January 06, 2019 Winter 2019

Getting to Know Commissioner Howard Bye-Torre

Howard is Of Counsel with the firm Stoel Rives LLP in the firm's Seattle office, where he assistts business, governmental and church clients with their employee benefits legal needs.  Howard is serving his third and final year as an ABA SOGI Commissioner.

Howard, what led to your involvement in LGBTQ2 Advocacy?

HBT: I first became involved in the movement to allow for same sex marriage and domestic partnerships from the time we first moved to Washington 11 years ago. That involvement included raising money for ballot propositions for marriage equality.   
I have always had an interest in marriage equality because of the impact it has on health plans and the availability of health benefits for same sex couples. For me, that’s personal and professional. My personal interest is as a gay man and for the benefit of my family and friends.

What led to SOGI and becoming a Commissioner?

HBT: I have been active in the Health Law Section for many years and served as the liaison to SOGI from the Health Law Section. I was then appointed to the SOGI Commission. I have also served on the editorial board of the ABA Health Lawyer publication for 12 years.  

What Accomplishments from your work on the Commission are most important to you and give you a sense of pride?

HBT: I enjoy utilizing my expertise in how to provide employee benefits for employees and their same sex partners. I am proud of that work.  I co-authored a book on employee benefits for domestic partners prior to the recognition of marriage equality by the U.S. Supreme Court. Most of my clients wanted to provide benefits for same sex partners of employees, and I have enjoyed working with them to provide that.  It has been a joy to work in a part of the country where that expertise is valued by my clients.

Howard, I see your undergraduate degree is in piano performance.  Tell me about that.

HBT: I grew up in Scarville, a tiny farming community in Iowa, with a population of 90, and started piano lessons in the 4th grade. I have now been a church musician for almost 50 years. I have really enjoyed that as an avocation in addition to being a lawyer. There are a lot of similarities. Music involves recognizing patterns and involves logic and problem-solving skills. Lawyering involves much of the same problem-solving as music.  Music can be a creative outlet apart from the practice of law, and it can be a lot of fun.

Tell me about your family.

HBT: My husband John is a priest in the American National Catholic Church and is a psychotherapist.
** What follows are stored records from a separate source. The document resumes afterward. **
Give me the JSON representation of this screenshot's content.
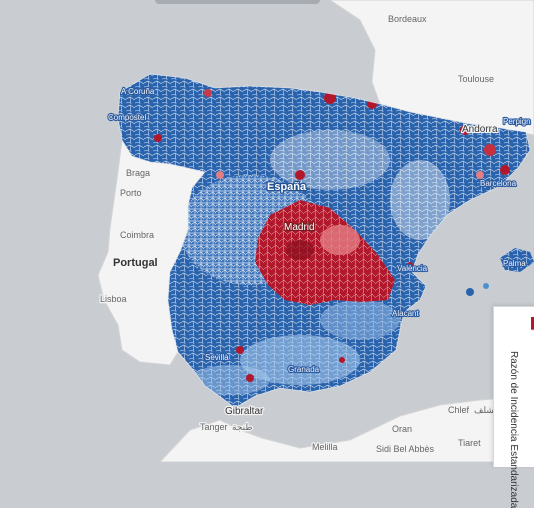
{
  "map": {
    "places": {
      "bordeaux": "Bordeaux",
      "toulouse": "Toulouse",
      "andorra": "Andorra",
      "perpignan": "Perpign",
      "barcelona": "Barcelona",
      "a_coruna": "A Coruña",
      "compostela": "Compostel",
      "braga": "Braga",
      "porto": "Porto",
      "coimbra": "Coimbra",
      "portugal": "Portugal",
      "lisboa": "Lisboa",
      "espana": "España",
      "madrid": "Madrid",
      "valencia": "València",
      "alicante": "Alacant",
      "granada": "Granada",
      "sevilla": "Sevilla",
      "palma": "Palma",
      "gibraltar": "Gibraltar",
      "tanger": "Tanger",
      "tanger_ar": "طنجة",
      "chlef": "Chlef",
      "chlef_ar": "الشلف",
      "oran": "Oran",
      "tiaret": "Tiaret",
      "sidi_bel_abbes": "Sidi Bel Abbès",
      "melilla": "Melilla"
    },
    "colors": {
      "sea": "#c9cdd1",
      "land": "#f4f4f4",
      "high_red": "#b2182b",
      "mid_red": "#e27d84",
      "low_blue": "#2166ac",
      "mid_blue": "#4f8fd0",
      "light_blue": "#a6c8ec",
      "border": "#ffffff"
    }
  },
  "legend": {
    "title": "Razón de Incidencia Estandarizada"
  }
}
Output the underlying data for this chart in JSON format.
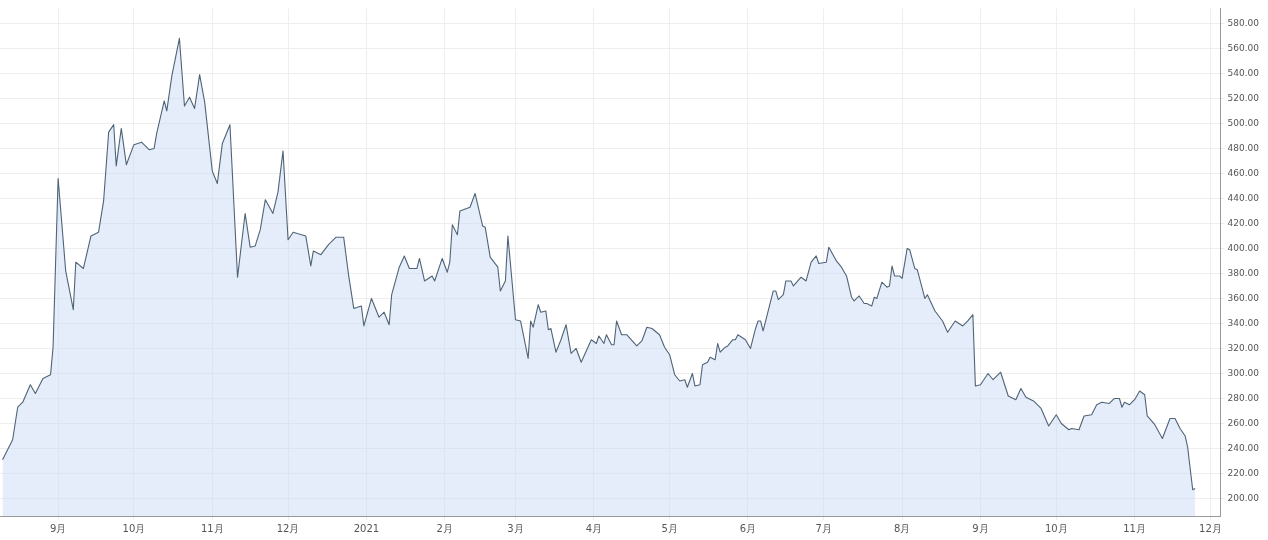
{
  "chart_data": {
    "type": "area",
    "legend": false,
    "grid": true,
    "marker": "none",
    "xlim": [
      "2020-08-09",
      "2021-12-05"
    ],
    "xticks": [
      {
        "value": "2020-09-01",
        "label": "9月"
      },
      {
        "value": "2020-10-01",
        "label": "10月"
      },
      {
        "value": "2020-11-01",
        "label": "11月"
      },
      {
        "value": "2020-12-01",
        "label": "12月"
      },
      {
        "value": "2021-01-01",
        "label": "2021"
      },
      {
        "value": "2021-02-01",
        "label": "2月"
      },
      {
        "value": "2021-03-01",
        "label": "3月"
      },
      {
        "value": "2021-04-01",
        "label": "4月"
      },
      {
        "value": "2021-05-01",
        "label": "5月"
      },
      {
        "value": "2021-06-01",
        "label": "6月"
      },
      {
        "value": "2021-07-01",
        "label": "7月"
      },
      {
        "value": "2021-08-01",
        "label": "8月"
      },
      {
        "value": "2021-09-01",
        "label": "9月"
      },
      {
        "value": "2021-10-01",
        "label": "10月"
      },
      {
        "value": "2021-11-01",
        "label": "11月"
      },
      {
        "value": "2021-12-01",
        "label": "12月"
      }
    ],
    "ylim": [
      186,
      592
    ],
    "yticks": [
      {
        "value": 200,
        "label": "200.00"
      },
      {
        "value": 220,
        "label": "220.00"
      },
      {
        "value": 240,
        "label": "240.00"
      },
      {
        "value": 260,
        "label": "260.00"
      },
      {
        "value": 280,
        "label": "280.00"
      },
      {
        "value": 300,
        "label": "300.00"
      },
      {
        "value": 320,
        "label": "320.00"
      },
      {
        "value": 340,
        "label": "340.00"
      },
      {
        "value": 360,
        "label": "360.00"
      },
      {
        "value": 380,
        "label": "380.00"
      },
      {
        "value": 400,
        "label": "400.00"
      },
      {
        "value": 420,
        "label": "420.00"
      },
      {
        "value": 440,
        "label": "440.00"
      },
      {
        "value": 460,
        "label": "460.00"
      },
      {
        "value": 480,
        "label": "480.00"
      },
      {
        "value": 500,
        "label": "500.00"
      },
      {
        "value": 520,
        "label": "520.00"
      },
      {
        "value": 540,
        "label": "540.00"
      },
      {
        "value": 560,
        "label": "560.00"
      },
      {
        "value": 580,
        "label": "580.00"
      }
    ],
    "series": [
      {
        "color": "#4f6478",
        "x": [
          "2020-08-10",
          "2020-08-14",
          "2020-08-16",
          "2020-08-18",
          "2020-08-21",
          "2020-08-23",
          "2020-08-26",
          "2020-08-29",
          "2020-08-30",
          "2020-09-01",
          "2020-09-04",
          "2020-09-07",
          "2020-09-08",
          "2020-09-11",
          "2020-09-14",
          "2020-09-17",
          "2020-09-19",
          "2020-09-21",
          "2020-09-23",
          "2020-09-24",
          "2020-09-26",
          "2020-09-28",
          "2020-10-01",
          "2020-10-04",
          "2020-10-07",
          "2020-10-09",
          "2020-10-10",
          "2020-10-13",
          "2020-10-14",
          "2020-10-16",
          "2020-10-19",
          "2020-10-21",
          "2020-10-23",
          "2020-10-25",
          "2020-10-27",
          "2020-10-29",
          "2020-11-01",
          "2020-11-03",
          "2020-11-05",
          "2020-11-08",
          "2020-11-11",
          "2020-11-14",
          "2020-11-16",
          "2020-11-18",
          "2020-11-20",
          "2020-11-22",
          "2020-11-25",
          "2020-11-27",
          "2020-11-29",
          "2020-12-01",
          "2020-12-03",
          "2020-12-08",
          "2020-12-10",
          "2020-12-11",
          "2020-12-14",
          "2020-12-17",
          "2020-12-20",
          "2020-12-23",
          "2020-12-25",
          "2020-12-27",
          "2020-12-30",
          "2020-12-31",
          "2021-01-03",
          "2021-01-06",
          "2021-01-08",
          "2021-01-10",
          "2021-01-11",
          "2021-01-14",
          "2021-01-16",
          "2021-01-18",
          "2021-01-21",
          "2021-01-22",
          "2021-01-24",
          "2021-01-27",
          "2021-01-28",
          "2021-01-31",
          "2021-02-02",
          "2021-02-03",
          "2021-02-04",
          "2021-02-06",
          "2021-02-07",
          "2021-02-11",
          "2021-02-13",
          "2021-02-16",
          "2021-02-17",
          "2021-02-19",
          "2021-02-22",
          "2021-02-23",
          "2021-02-25",
          "2021-02-26",
          "2021-03-01",
          "2021-03-03",
          "2021-03-06",
          "2021-03-07",
          "2021-03-08",
          "2021-03-10",
          "2021-03-11",
          "2021-03-13",
          "2021-03-14",
          "2021-03-15",
          "2021-03-17",
          "2021-03-19",
          "2021-03-21",
          "2021-03-23",
          "2021-03-25",
          "2021-03-27",
          "2021-03-31",
          "2021-04-02",
          "2021-04-03",
          "2021-04-05",
          "2021-04-06",
          "2021-04-08",
          "2021-04-09",
          "2021-04-10",
          "2021-04-12",
          "2021-04-14",
          "2021-04-18",
          "2021-04-20",
          "2021-04-22",
          "2021-04-24",
          "2021-04-27",
          "2021-04-29",
          "2021-05-01",
          "2021-05-03",
          "2021-05-05",
          "2021-05-07",
          "2021-05-08",
          "2021-05-10",
          "2021-05-11",
          "2021-05-13",
          "2021-05-14",
          "2021-05-16",
          "2021-05-17",
          "2021-05-19",
          "2021-05-20",
          "2021-05-21",
          "2021-05-23",
          "2021-05-24",
          "2021-05-26",
          "2021-05-27",
          "2021-05-28",
          "2021-05-31",
          "2021-06-02",
          "2021-06-04",
          "2021-06-05",
          "2021-06-06",
          "2021-06-07",
          "2021-06-11",
          "2021-06-12",
          "2021-06-13",
          "2021-06-15",
          "2021-06-16",
          "2021-06-18",
          "2021-06-19",
          "2021-06-22",
          "2021-06-24",
          "2021-06-26",
          "2021-06-28",
          "2021-06-29",
          "2021-07-02",
          "2021-07-03",
          "2021-07-06",
          "2021-07-08",
          "2021-07-10",
          "2021-07-12",
          "2021-07-13",
          "2021-07-15",
          "2021-07-17",
          "2021-07-18",
          "2021-07-20",
          "2021-07-21",
          "2021-07-22",
          "2021-07-24",
          "2021-07-26",
          "2021-07-27",
          "2021-07-28",
          "2021-07-29",
          "2021-07-31",
          "2021-08-01",
          "2021-08-03",
          "2021-08-04",
          "2021-08-06",
          "2021-08-07",
          "2021-08-10",
          "2021-08-11",
          "2021-08-14",
          "2021-08-17",
          "2021-08-19",
          "2021-08-22",
          "2021-08-25",
          "2021-08-27",
          "2021-08-29",
          "2021-08-30",
          "2021-09-01",
          "2021-09-04",
          "2021-09-06",
          "2021-09-09",
          "2021-09-12",
          "2021-09-15",
          "2021-09-17",
          "2021-09-19",
          "2021-09-22",
          "2021-09-25",
          "2021-09-28",
          "2021-10-01",
          "2021-10-03",
          "2021-10-06",
          "2021-10-07",
          "2021-10-10",
          "2021-10-12",
          "2021-10-15",
          "2021-10-17",
          "2021-10-19",
          "2021-10-22",
          "2021-10-24",
          "2021-10-26",
          "2021-10-27",
          "2021-10-28",
          "2021-10-30",
          "2021-11-01",
          "2021-11-03",
          "2021-11-05",
          "2021-11-06",
          "2021-11-09",
          "2021-11-12",
          "2021-11-15",
          "2021-11-17",
          "2021-11-19",
          "2021-11-21",
          "2021-11-22",
          "2021-11-24",
          "2021-11-25"
        ],
        "values": [
          231,
          247,
          273,
          277,
          291,
          284,
          296,
          299,
          321,
          456,
          382,
          351,
          389,
          384,
          410,
          413,
          438,
          493,
          499,
          466,
          496,
          467,
          483,
          485,
          479,
          480,
          492,
          518,
          510,
          538,
          568,
          514,
          521,
          512,
          539,
          517,
          462,
          452,
          484,
          499,
          377,
          428,
          401,
          402,
          415,
          439,
          428,
          445,
          478,
          407,
          413,
          410,
          386,
          398,
          395,
          403,
          409,
          409,
          378,
          352,
          354,
          338,
          360,
          345,
          349,
          339,
          363,
          385,
          394,
          384,
          384,
          392,
          374,
          378,
          374,
          392,
          381,
          389,
          419,
          411,
          430,
          433,
          444,
          418,
          417,
          393,
          385,
          366,
          374,
          410,
          343,
          342,
          312,
          342,
          337,
          355,
          349,
          350,
          335,
          336,
          317,
          327,
          339,
          316,
          320,
          309,
          327,
          324,
          330,
          324,
          331,
          323,
          323,
          342,
          331,
          331,
          322,
          326,
          337,
          336,
          331,
          321,
          315,
          299,
          294,
          295,
          289,
          300,
          290,
          291,
          307,
          309,
          313,
          311,
          324,
          317,
          321,
          322,
          327,
          327,
          331,
          327,
          320,
          336,
          342,
          342,
          334,
          366,
          366,
          359,
          363,
          374,
          374,
          370,
          377,
          374,
          389,
          394,
          388,
          389,
          401,
          390,
          385,
          378,
          361,
          358,
          362,
          356,
          356,
          354,
          361,
          360,
          373,
          369,
          370,
          386,
          378,
          378,
          376,
          400,
          399,
          384,
          383,
          360,
          363,
          350,
          342,
          333,
          342,
          338,
          342,
          347,
          290,
          291,
          300,
          295,
          301,
          282,
          279,
          288,
          281,
          278,
          272,
          258,
          267,
          260,
          255,
          256,
          255,
          266,
          267,
          275,
          277,
          276,
          280,
          280,
          273,
          277,
          275,
          279,
          286,
          283,
          266,
          259,
          248,
          264,
          264,
          256,
          250,
          241,
          207,
          208
        ]
      }
    ]
  }
}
We have been together for 14 years and got married in Manhattan in 2011 when marriage became legal in New York. John and I each have two adult children from previous relationships. We have a pug named  Trekkie Monster, after the character in Avenue Q.

What else should people know about you?  What are your interests beyond music and the practice of law?

HBT: Well, I am a big Disney fan. I blame it on being born in 1955, the year Disneyland opened. For the third month of my sabbatical last year, my sister and I rented a house in Orlando for the month to get Disney out of our systems. Our plan was to do it all, and as much as we wanted.

Did it work?

HBT: No, I still have not gotten Disney out of my system and I’m going back to Orlando next week. Like they say – it’s the happiest place in the world.

Jeff Brodin

SOGI Commissioner

Thanks to Jeff Brodin for conducting this interview for The Equalizer. Please note, The Equalizer’s editors may have changed the varying sexual orientation and gender identity acronyms to “LGBTQ2” for consistency.